The classic formula remains intact all of these years later. Different shapes – Tetrominos – each comprised of four smaller squares descend from above. Once they settle on whatever they strike at the bottom, a new piece falls from above. They fill a rectangular space as they descend, and if you can fully form a horizontal line from one side of the space to the other, the line disappears as it buys you more time from inevitable defeat while adding points to your score. Whether at the arcade (it is still my go-to at The Grid), on my NES or numerous other systems over the years, I have spent a lot of time with Tetris.
There have been some variations applied to the formula. Tetrisphere was probably one of the more unique takes back when it released on the Nintendo 64. Other releases have tried adding different types of multiplayer rules and modes to liven things up, but not many take the approach of focusing just on the core single player experience. That is clearly the focus here, as I was surprised to find out that Tetris Effect does not offer any kind of multiplayer – either in local or online. Admittedly, that probably hurts the longevity of this release, but as someone who tends to spend more time playing Tetris on my own than not? I am happy to report that the infusion of music and zany visuals really works here.
The visuals come at you in multiple ways when playing Tetris Effect. The first is in the blocks themselves. One of the first things my wife and daughter noticed was that the Tetrominos are not specific colors now, and I will admit that there were times that caused some difficulty on my part as well as that sameness can cause for some confusion when trying to drop blocks into place. However, the pieces themselves are represented in many new ways and shapes, such as gears, or actual cubes that spin when completing a line and add a good deal of visual flourish there.
Probably the most notable visual change is in the backgrounds. They range from calming waves of water as dolphins leap up and down while playing to a galaxy of exploding colors and sparkles that zoom and zip around in the background. Admittedly, these can further add to the game’s challenge, if only because it can be a little distracting at times. Also it can be difficult to sit back and just enjoy the visuals because of the demands of playing, though there are quite a few modes available – including a theater one – that can help you tweak your experience and opportunity just to take things in. There are a few other graphical bits of flare as well, from being able to use the left thumbstick to zoom in and out of the board to using the right one to tilt the board on its axis and look at the blocks in more of a 3D than 2D perspective. My biggest quibble is I have not found a way to lock in a preferred view, which means at the start of every match, I am quickly zooming in using the left thumbstick, which can lead to a misplay right at the start of the session. It would be nice to save that view for use at all times, because the initial view is zoomed back further than I would like. I realize that zooming right in crops out a decent amount of the background, but it’s just more comfortable for me to play that way.
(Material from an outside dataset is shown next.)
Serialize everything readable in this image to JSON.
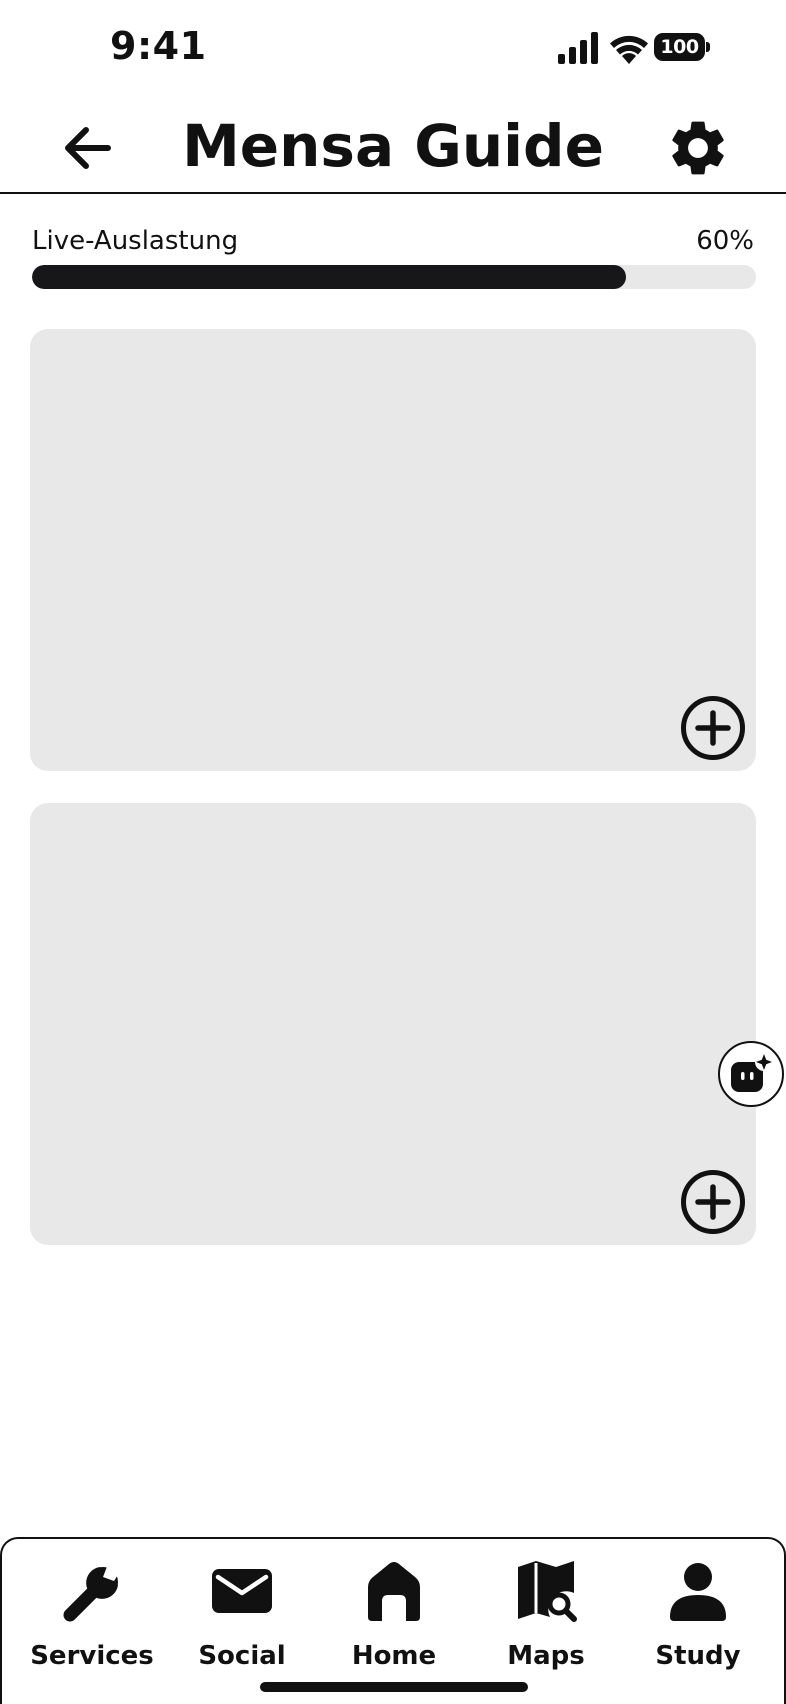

The overall controls are exactly what I expected, with soft and hard drops, spinning of Tetrominos and the ability to spin pieces into tight spaces and buy an extra second or two in the process. There is a campaign or ‘Journey’ mode, which is where I kicked things off. The biggest change to the formula gets introduced here with the Zone mechanic. As you play, there is a meter that fills up. You can trigger it at any time as long as you have something in the tank, but you get far more bang for your buck if you wait until it is maxed out. What the zone does is freeze the descent of the blocks at the top of the screen.
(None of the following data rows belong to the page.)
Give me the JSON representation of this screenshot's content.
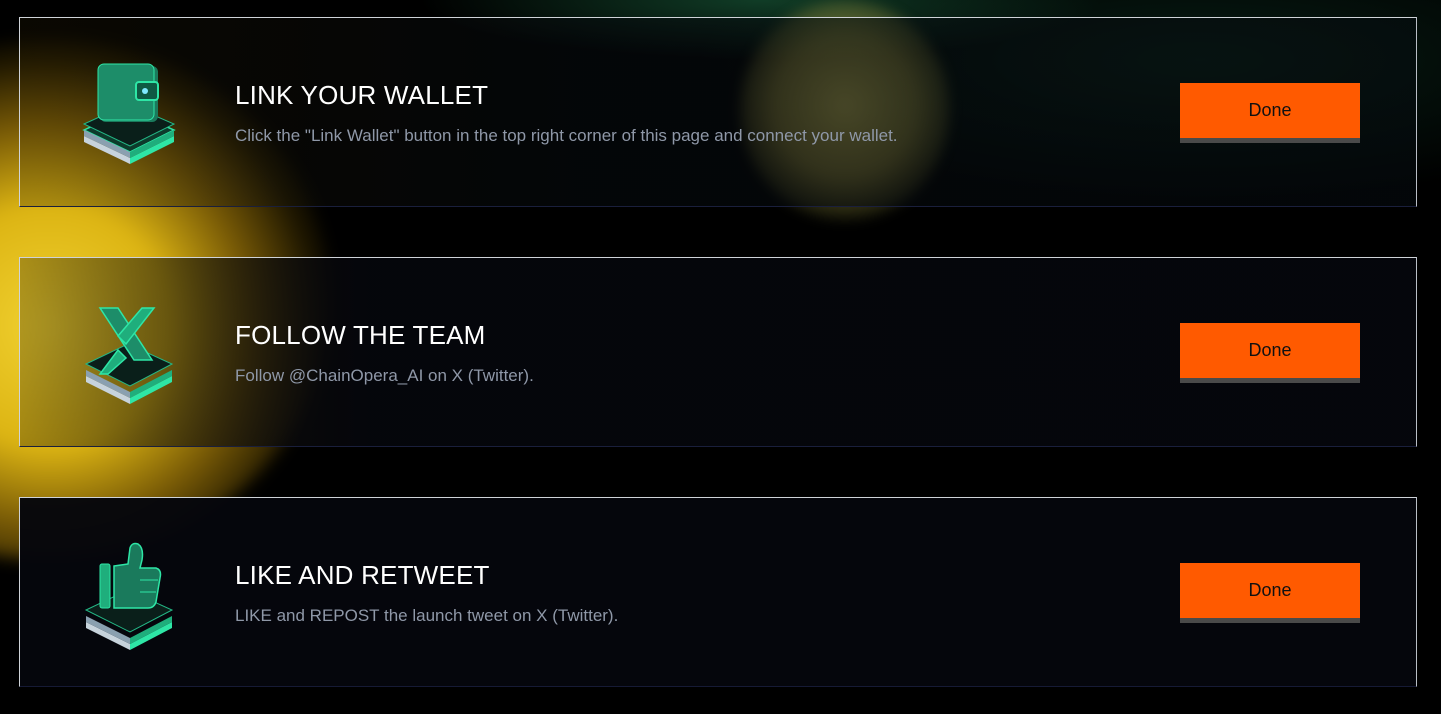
{
  "tasks": [
    {
      "title": "LINK YOUR WALLET",
      "description": "Click the \"Link Wallet\" button in the top right corner of this page and connect your wallet.",
      "icon": "wallet-icon",
      "button_label": "Done"
    },
    {
      "title": "FOLLOW THE TEAM",
      "description": "Follow @ChainOpera_AI on X (Twitter).",
      "icon": "x-logo-icon",
      "button_label": "Done"
    },
    {
      "title": "LIKE AND RETWEET",
      "description": "LIKE and REPOST the launch tweet on X (Twitter).",
      "icon": "thumbs-up-icon",
      "button_label": "Done"
    }
  ],
  "colors": {
    "accent_button": "#ff5a00",
    "icon_green": "#2ee6a6",
    "title_text": "#ffffff",
    "desc_text": "#8f98a8"
  }
}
This gives you time to figure out your next placement more precisely. It also eliminates the concern that you might smack into a taller structure in the middle because the piece is not falling. Lastly, any completed lines push towards the bottom. All of this happens as the meter steadily drains, and once it is done, all of those lines are completed and can lead to some really big scores. That particular mechanic also saved me a few times when a stage was getting out of hand during Journey mode, allowing me a few precious moments for precision placement before clearing several lines away.
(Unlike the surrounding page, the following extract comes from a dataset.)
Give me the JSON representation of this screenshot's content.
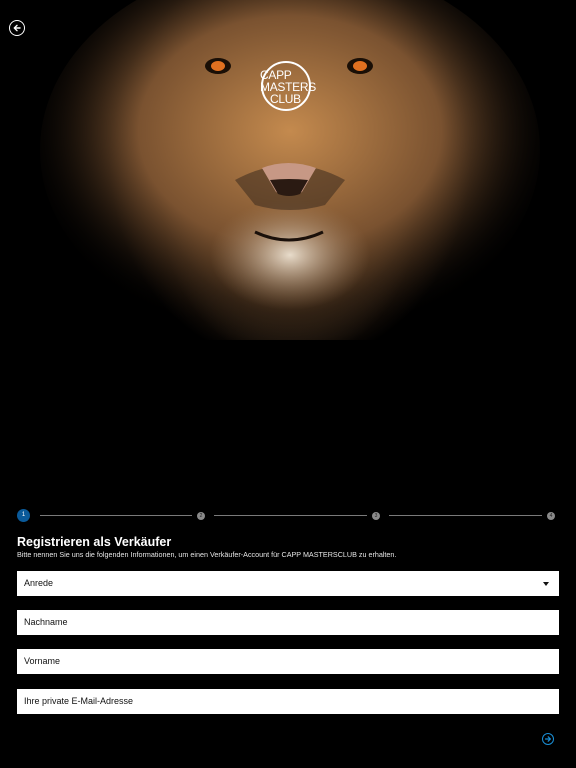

Journey mode sees you through a variety of different blocks and environments, and one of the more interesting – and sometimes maddening – facets of this is that the line drop speed will jump up and down. The goal of hitting 36 lines so I could move onto the next stage often had me building up for big four line gains while things were slower, because I knew at any time I could hit the line threshold and see speeds jump from a 3 to an 11 in the blink of an eye. Playing on the normal / default difficulty, I think I experienced Game Over three times during the Journey. It was not terribly difficult, but there were times bad luck or bad execution of my plan did me in.
Beyond the Journey, you can then play out different kinds of matches (like Marathon, where you try to get the best score you can in 150 lines) or just play through some of the beautiful stages at a more relaxed pace. The amount of customization provided is impressive, and the visuals and music provide a sort of fever dream experience when you spend three hours or so playing without a break. Or um… so I’m told.